Almost an hour had gone by and no one had checked on us. Nate went out to see what was going on. They were never informed that we were there. The nurse came in and told me I needed to lie down in the bed so they could get 20 minutes on the monitor. The thought of lying down sounded unbearable at this point, and I let them know I felt that way. Once they got me into the bed I wanted out. I felt the urge to go to the bathroom and I told them. My midwife decided she wanted to check me. I was 9 cm dilated with just a little bit of the cervix left.

They wanted to move me to a birthing suite as soon as possible. Just a few minutes later they wheeled me across the hall and asked me to transfer beds. I flipped onto all fours into the new bed, and refused to leave that position. The midwife checked me again and confirmed that I was fully dilated.

On the next contraction I began to push. I pushed like this for awhile before trying a side-laying position. At this time our doula rushed in to join us. She helped me get into the third position that I would eventually deliver in. I remember pushing being extremely exhausting. I also remember the amazing support around me. The nurses, midwife, doula and Nate telling me how great of a job I was doing. It was their encouragement that kept me going.

Nate says I was comical during pushing. He says I would ask silly things between contractions like whether or not I was giving myself a hemorrhoid. He says his face and hands also got tingly at this time. I had brought a water bottle to the hospital, and I remember he kept offering me water, but then I could also hear him chugging from it.

I pushed for an hour and one minute. I looked down and watched Minden come into this world. It was amazing. She was more beautiful than I could have expected. Then I began to panic as they cut her cord. This wasn’t in our plan. We wanted her to stay on the cord until it stopped pulsating. However, she was stunned from a sudden and quick labor and the pediatric team needed to get her breathing.

Once she was breathing they let me hold her for a few minutes before taking her to transition. Nate went with her and that gave me great relief. When I hold her now it still makes me sad that we didn’t get to have the skin to skin contact that we had planned for immediately following birth. I wanted that for me, but more importantly for her.


I remember how energized I felt after birth. I just wanted to get up and go see her. The nurses and midwife were great. They commented on how well I did. They even said they could tell I had done prenatal yoga. They made me feel strong and proud of what I had just accomplished. My doula stayed by my side during this period.

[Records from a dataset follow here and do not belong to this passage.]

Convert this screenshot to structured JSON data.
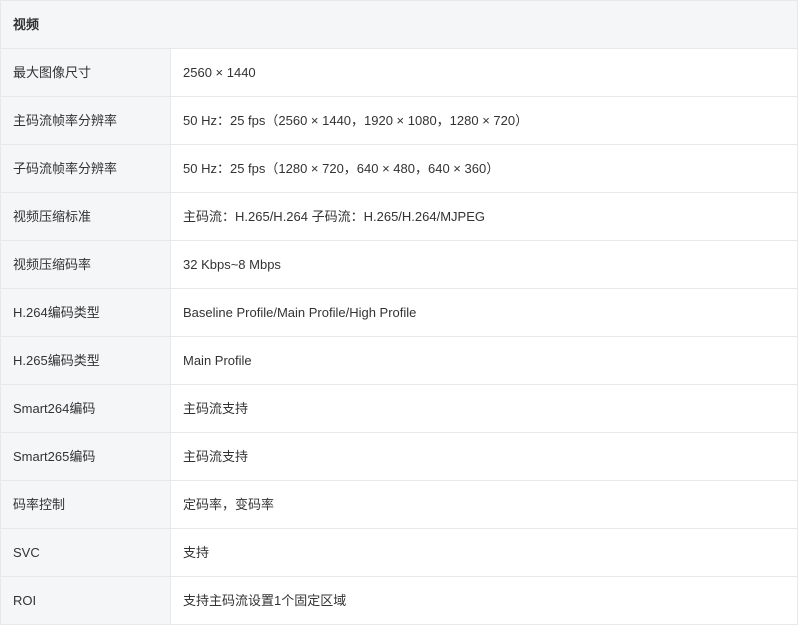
{
  "section": {
    "title": "视频"
  },
  "rows": [
    {
      "label": "最大图像尺寸",
      "value": "2560 × 1440"
    },
    {
      "label": "主码流帧率分辨率",
      "value": "50 Hz：25 fps（2560 × 1440，1920 × 1080，1280 × 720）"
    },
    {
      "label": "子码流帧率分辨率",
      "value": "50 Hz：25 fps（1280 × 720，640 × 480，640 × 360）"
    },
    {
      "label": "视频压缩标准",
      "value": "主码流：H.265/H.264 子码流：H.265/H.264/MJPEG"
    },
    {
      "label": "视频压缩码率",
      "value": "32 Kbps~8 Mbps"
    },
    {
      "label": "H.264编码类型",
      "value": "Baseline Profile/Main Profile/High Profile"
    },
    {
      "label": "H.265编码类型",
      "value": "Main Profile"
    },
    {
      "label": "Smart264编码",
      "value": "主码流支持"
    },
    {
      "label": "Smart265编码",
      "value": "主码流支持"
    },
    {
      "label": "码率控制",
      "value": "定码率，变码率"
    },
    {
      "label": "SVC",
      "value": "支持"
    },
    {
      "label": "ROI",
      "value": "支持主码流设置1个固定区域"
    }
  ]
}
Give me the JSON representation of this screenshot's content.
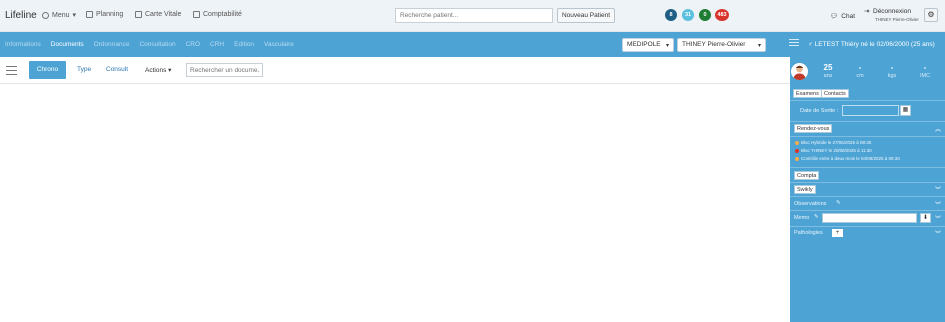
{
  "topbar": {
    "brand": "Lifeline",
    "menu_label": "Menu",
    "planning_label": "Planning",
    "carte_vitale_label": "Carte Vitale",
    "comptabilite_label": "Comptabilité",
    "search_placeholder": "Recherche patient...",
    "new_patient_label": "Nouveau Patient",
    "badges": [
      {
        "value": "8",
        "color": "#1f5f86"
      },
      {
        "value": "31",
        "color": "#5bc0de"
      },
      {
        "value": "0",
        "color": "#1e7d32"
      },
      {
        "value": "483",
        "color": "#d9342b"
      }
    ],
    "chat_label": "Chat",
    "logout_label": "Déconnexion",
    "logout_user": "THINEY Pierre-Olivier"
  },
  "nav": {
    "tabs": [
      "Informations",
      "Documents",
      "Ordonnance",
      "Consultation",
      "CRO",
      "CRH",
      "Edition",
      "Vasculaire"
    ],
    "active_tab": "Documents",
    "site_select": "MEDIPOLE",
    "doctor_select": "THINEY Pierre-Olivier",
    "patient_info": "LETEST Thiéry né le 02/06/2000 (25 ans)"
  },
  "toolbar": {
    "chrono_label": "Chrono",
    "type_label": "Type",
    "consult_label": "Consult",
    "actions_label": "Actions",
    "doc_search_placeholder": "Rechercher un docume..."
  },
  "panel": {
    "stats": [
      {
        "value": "25",
        "unit": "ans"
      },
      {
        "value": "-",
        "unit": "cm"
      },
      {
        "value": "-",
        "unit": "kgs"
      },
      {
        "value": "-",
        "unit": "IMC"
      }
    ],
    "examens_label": "Examens",
    "contacts_label": "Contacts",
    "date_sortie_label": "Date de Sortie :",
    "rdv_label": "Rendez-vous",
    "rdv_items": [
      {
        "text": "Bloc Hybride le 27/06/2025 à 08:30",
        "color": "#f0ad4e"
      },
      {
        "text": "Bloc THINEY le 20/08/2025 à 11:30",
        "color": "#d9342b"
      },
      {
        "text": "Contrôle entre à deux mois le 04/08/2025 à 08:30",
        "color": "#f0ad4e"
      }
    ],
    "compta_label": "Compta",
    "swikly_label": "Swikly",
    "observations_label": "Observations",
    "memo_label": "Memo",
    "pathologies_label": "Pathologies"
  }
}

I didn’t get checked into the hospital until after Minden was born. I remember signing the paper afterwards that says they would be allowed to use the vacuum or forceps in an emergency situation. I was relieved that it wasn’t necessary. Not even two hours later I was up and headed to see my baby girl.


I can confidently say that what we did to prepare in the weeks before her birth that gave me the ability to give Minden the natural birth she deserved. The chiropractic adjustments not only gave me relief from the aches and pains of a growing belly, it also kept Minden in the correct position and prepared my body for labor. Prenatal yoga allowed me to find my inner and outer strength. It prepared me not only physically but mentally. Our doula gave us so much information before and during our birth. She stayed with me after and kept me informed on everything going on with my baby. She helped educate me on the hospital processes. She has a great working relationship with the hospital, and that was very beneficial for us. Finally, our Bradley classes helped us prepare for a partner coached child birth. It also forced us to think about my diet, and other aspects we would not have otherwise.


We are so excited and truly blessed to have Minden in our lives. I am happy we took the steps we needed to achieve the birth we desired.